Based on record review and interview, the manager failed to ensure a personnel record for each employee or volunteer was maintained for at least 24 months after the last date the individual provided services in or for the assisted living facility, for one of two former employee sampled. The deficient practice posed a risk as required information could not be verified for E2. Findings include: 1. The Compliance Officers requested E2's personnel record for review. However, E2's personnel record was not provided for review initially. Several hours after the request, a few documents were provided for review, including the following: -E2's resume -E2's tax documents -E2's photocopied license -E2's photocopied social security card -E2's manager's license renewal receipt -E2's documentation of appointment to be manager of the facility -E2's practical nursing license verification -E2's documentation of payroll deductions -E2's expired freedom from infectious tuberculosis documentation (administered January 2020) -E2's expired cardiopulmonary resuscitation documentation (expired June 2021) However, all documentation required per R9-10-806.C.1.a-c was not provided for review. 2. In an interview, E1 acknowledged E2's personnel record was not maintained for at least 24 months after the last date E1 provided services for the assisted living facility. E1 reported E2 was terminated the prior week and E2 must have taken E2's personnel record when E2 left the premises.

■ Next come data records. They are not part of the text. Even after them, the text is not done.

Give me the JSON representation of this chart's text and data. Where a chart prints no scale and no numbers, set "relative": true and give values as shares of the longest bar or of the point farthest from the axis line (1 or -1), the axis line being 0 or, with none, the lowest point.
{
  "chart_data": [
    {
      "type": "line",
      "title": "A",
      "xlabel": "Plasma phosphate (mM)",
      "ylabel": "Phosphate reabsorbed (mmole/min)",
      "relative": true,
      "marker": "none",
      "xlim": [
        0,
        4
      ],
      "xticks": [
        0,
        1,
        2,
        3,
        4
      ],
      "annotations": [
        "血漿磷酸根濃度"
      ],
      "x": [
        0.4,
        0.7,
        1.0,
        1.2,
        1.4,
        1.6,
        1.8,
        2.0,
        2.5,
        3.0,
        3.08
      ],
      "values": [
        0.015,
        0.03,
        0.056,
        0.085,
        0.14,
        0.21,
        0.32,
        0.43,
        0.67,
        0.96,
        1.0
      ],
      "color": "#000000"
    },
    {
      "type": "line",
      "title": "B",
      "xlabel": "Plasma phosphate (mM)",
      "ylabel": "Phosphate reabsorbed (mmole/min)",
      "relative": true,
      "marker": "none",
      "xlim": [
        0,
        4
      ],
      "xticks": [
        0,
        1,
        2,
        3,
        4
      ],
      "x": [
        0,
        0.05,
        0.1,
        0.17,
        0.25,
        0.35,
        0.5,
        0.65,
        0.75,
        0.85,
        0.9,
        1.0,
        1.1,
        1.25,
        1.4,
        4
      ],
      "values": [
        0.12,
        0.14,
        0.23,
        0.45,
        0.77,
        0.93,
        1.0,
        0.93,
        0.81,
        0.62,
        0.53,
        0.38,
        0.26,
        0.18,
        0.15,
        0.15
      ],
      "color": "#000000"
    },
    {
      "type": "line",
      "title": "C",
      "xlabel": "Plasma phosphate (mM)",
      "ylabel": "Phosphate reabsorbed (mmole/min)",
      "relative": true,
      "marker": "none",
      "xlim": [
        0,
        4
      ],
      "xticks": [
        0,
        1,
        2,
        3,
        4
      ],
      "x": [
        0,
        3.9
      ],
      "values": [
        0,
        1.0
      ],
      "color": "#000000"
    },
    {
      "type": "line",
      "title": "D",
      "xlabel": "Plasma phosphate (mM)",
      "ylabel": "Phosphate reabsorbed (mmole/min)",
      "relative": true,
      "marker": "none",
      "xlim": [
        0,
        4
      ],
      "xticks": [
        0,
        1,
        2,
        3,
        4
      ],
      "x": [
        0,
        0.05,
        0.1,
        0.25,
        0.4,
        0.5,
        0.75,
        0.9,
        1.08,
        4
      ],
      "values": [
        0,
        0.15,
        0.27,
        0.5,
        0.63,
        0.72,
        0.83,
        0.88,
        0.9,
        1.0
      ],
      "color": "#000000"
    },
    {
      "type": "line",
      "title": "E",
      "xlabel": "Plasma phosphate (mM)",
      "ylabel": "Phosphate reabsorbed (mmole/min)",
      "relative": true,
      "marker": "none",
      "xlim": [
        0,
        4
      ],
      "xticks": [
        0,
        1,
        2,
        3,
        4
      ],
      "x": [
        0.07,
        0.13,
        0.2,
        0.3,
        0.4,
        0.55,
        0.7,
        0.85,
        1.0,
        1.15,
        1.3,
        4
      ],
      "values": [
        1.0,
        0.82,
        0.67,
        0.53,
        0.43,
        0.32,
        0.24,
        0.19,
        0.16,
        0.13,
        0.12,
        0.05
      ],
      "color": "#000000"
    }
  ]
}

Based on record review and interview, the manager failed to ensure medication administered to a resident was administered in compliance with a medication order, for one of three residents sampled. Findings include: 1. A review of R1's medical record revealed a written service plan updated in August 2023. The service plan indicated R1 received medication administration. Further review of R1's medical record revealed a medication order dated July 26, 2023 for "Divalproex DR Sprinkles, 250mg Oral, Three times daily." 2. Areview of R1's medical record revealed medication administration records (MARs) for October, 2023. R1's October MAR indicated R1 received two capsules of "Divalporex DR 125 MG CAP SP" on the following dates and times: -October 1, 10, and 14 at 8:00 AM and 8:00PM; -October 2-5, 9, 11, and 16-18 at 8:00 PM;and -October 6-8, 13, and 19 at 8:00 AM, 12:00 PM, and 8:00 PM. However, documentation R1 received the medication as ordered on October 1-5, 9-12, and 14-18 was not available for review. The missed doses of the medication on the aforementioned dates were marked on the MAR as "Exception" and the "Exception Reason" for each date was "Medication not available." 3. In an interview, E3 reported E3 was not sure how R1's Divalproex was administered at some times, then listed as "not available" at other times on the same days. E3 acknowledged R1's Divalproex was not administered as ordered in October of 2023. 4. In an interview, E1 reported E1 did not yet have a chance to review any MARs. E1 acknowledged R1's medication was not administered in compliance with a medication order.